Po co nam bateria, której nie da się ponownie naładować? Badaczom chodziło o coś innego

Ostatnimi czasy o ogniwach pierwotnych słyszymy coraz rzadziej w świecie naukowym. Mimo to wciąż są one bardzo popularne w dzisiejszym świecie, chociaż wymieniając dl przykładu baterie paluszki. Japońscy naukowcy odkryli, że tego typu ogniwa galwaniczne można wykonać z innych materiałów niż lit czy platyna.
Zdjęcie poglądowe

Zdjęcie poglądowe

Ogniwami pierwotnymi nazywamy takie baterie, które nie są jednorazowego użytku i nie jesteśmy ich w stanie ponownie naładować. Wiele drobnych urządzeń codziennego użytku jest zasilanych takimi bateriami, np. budziki czy zegary. Zdecydowana większość ogniw pierwotnych dostępnych na rynku to baterie litowo-jonowe. Jak wiemy, zapotrzebowanie na lit jest obecnie na świecie niewyobrażalnie ogromne, a zmniejszenie presji na wydobycie tego surowca staje się jednym z celów działań naukowców.

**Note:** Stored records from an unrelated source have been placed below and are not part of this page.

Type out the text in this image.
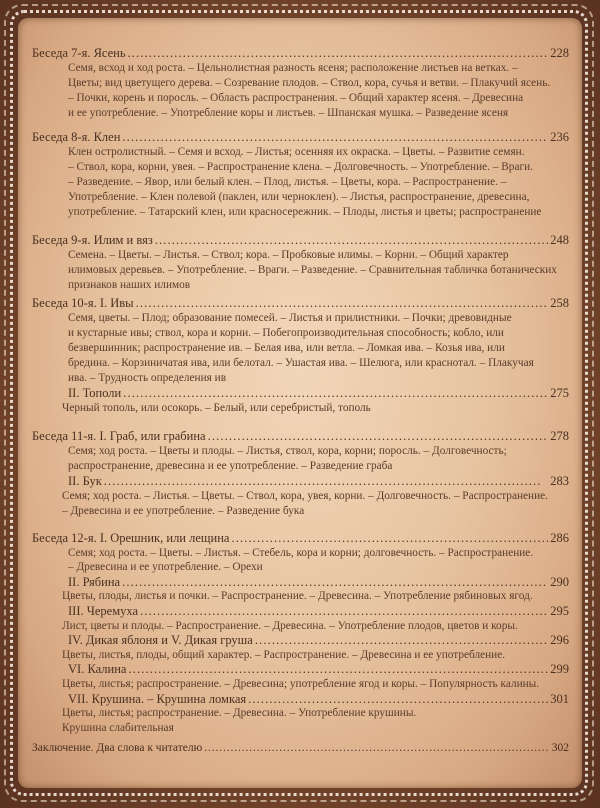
Беседа 7-я. Ясень . . .	228
Семя, всход и ход роста. – Цельнолистная разность ясеня; расположение листьев на ветках. –
Цветы; вид цветущего дерева. – Созревание плодов. – Ствол, кора, сучья и ветви. – Плакучий ясень.
– Почки, корень и поросль. – Область распространения. – Общий характер ясеня. – Древесина
и ее употребление. – Употребление коры и листьев. – Шпанская мушка. – Разведение ясеня
Беседа 8-я. Клен . . .	236
Клен остролистный. – Семя и всход. – Листья; осенняя их окраска. – Цветы. – Развитие семян.
– Ствол, кора, корни, увея. – Распространение клена. – Долговечность. – Употребление. – Враги.
– Разведение. – Явор, или белый клен. – Плод, листья. – Цветы, кора. – Распространение. –
Употребление. – Клен полевой (паклен, или черноклен). – Листья, распространение, древесина,
употребление. – Татарский клен, или красносережник. – Плоды, листья и цветы; распространение
Беседа 9-я. Илим и вяз . . .	248
Семена. – Цветы. – Листья. – Ствол; кора. – Пробковые илимы. – Корни. – Общий характер
илимовых деревьев. – Употребление. – Враги. – Разведение. – Сравнительная табличка ботанических
признаков наших илимов
Беседа 10-я. I. Ивы . . .	258
Семя, цветы. – Плод; образование помесей. – Листья и прилистники. – Почки; древовидные
и кустарные ивы; ствол, кора и корни. – Побегопроизводительная способность; кобло, или
безвершинник; распространение ив. – Белая ива, или ветла. – Ломкая ива. – Козья ива, или
бредина. – Корзиничатая ива, или белотал. – Ушастая ива. – Шелюга, или краснотал. – Плакучая
ива. – Трудность определения ив
II. Тополи . . .	275
Черный тополь, или осокорь. – Белый, или серебристый, тополь
Беседа 11-я. I. Граб, или грабина . . .	278
Семя; ход роста. – Цветы и плоды. – Листья, ствол, кора, корни; поросль. – Долговечность;
распространение, древесина и ее употребление. – Разведение граба
II. Бук . . .	283
Семя; ход роста. – Листья. – Цветы. – Ствол, кора, увея, корни. – Долговечность. – Распространение.
– Древесина и ее употребление. – Разведение бука
Беседа 12-я. I. Орешник, или лещина . . .	286
Семя; ход роста. – Цветы. – Листья. – Стебель, кора и корни; долговечность. – Распространение.
– Древесина и ее употребление. – Орехи
II. Рябина . . .	290
Цветы, плоды, листья и почки. – Распространение. – Древесина. – Употребление рябиновых ягод.
III. Черемуха . . .	295
Лист, цветы и плоды. – Распространение. – Древесина. – Употребление плодов, цветов и коры.
IV. Дикая яблоня и V. Дикая груша . . .	296
Цветы, листья, плоды, общий характер. – Распространение. – Древесина и ее употребление.
VI. Калина . . .	299
Цветы, листья; распространение. – Древесина; употребление ягод и коры. – Популярность калины.
VII. Крушина. – Крушина ломкая . . .	301
Цветы, листья; распространение. – Древесина. – Употребление крушины.
Крушина слабительная
Заключение. Два слова к читателю . . .	302
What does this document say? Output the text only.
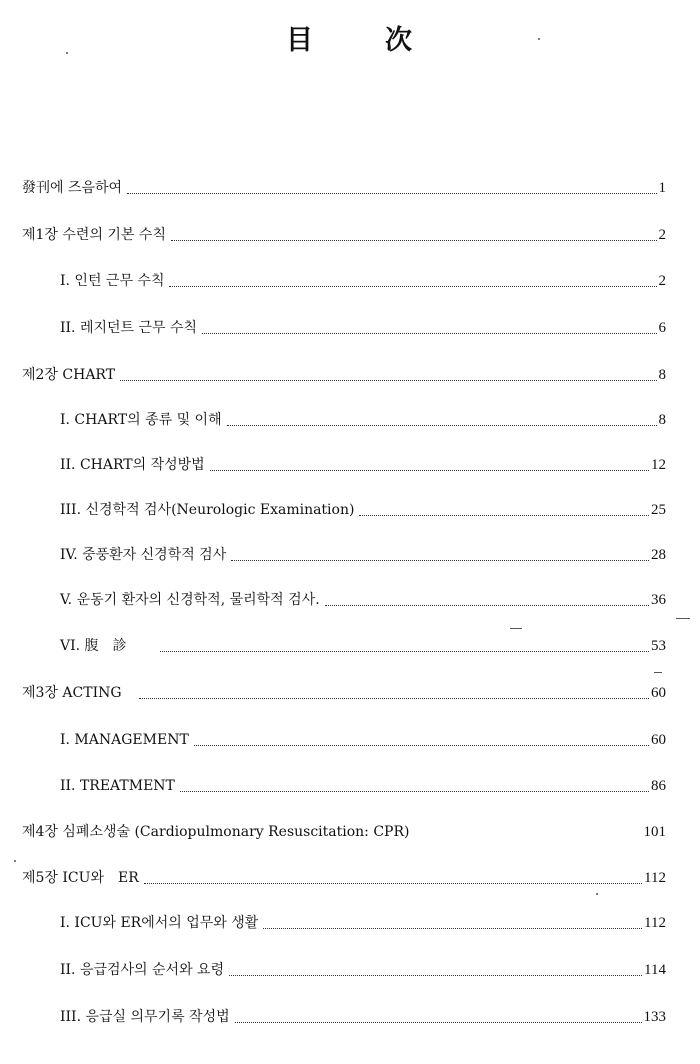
目	次
發刊에 즈음하여	1
제1장 수련의 기본 수칙	2
I. 인턴 근무 수칙	2
II. 레지던트 근무 수칙	6
제2장 CHART	8
I. CHART의 종류 및 이해	8
II. CHART의 작성방법	12
III. 신경학적 검사(Neurologic Examination)	25
IV. 중풍환자 신경학적 검사	28
V. 운동기 환자의 신경학적, 물리학적 검사.	36
VI. 腹　診	53
제3장 ACTING	60
I. MANAGEMENT	60
II. TREATMENT	86
제4장 심폐소생술 (Cardiopulmonary Resuscitation: CPR)	101
제5장 ICU와　ER	112
I. ICU와 ER에서의 업무와 생활	112
II. 응급검사의 순서와 요령	114
III. 응급실 의무기록 작성법	133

Czytaj też: To dziwo zmienia kolor i wygina się w każdą stronę. Nieziemska bateria zawróci nam w głowach

Uczeni z japońskiego Uniwersytetu Tsukuba opublikowali w czasopiśmie Small wyniki badań nad baterią bazującą na zupełnie innym składniku niż lit. Chodzi dokładnie o ogniwo magnezowo-powietrzne. Jest to urządzenie, które posiada węglową katodę, magnezową anodę oraz solankowy elektrolit. Materiały potrzebne do wytworzenia takiego ogniwa są tanie i dostępne.

Bateria magnezowo-powietrzna z obiecującymi wynikami. Dobry początek?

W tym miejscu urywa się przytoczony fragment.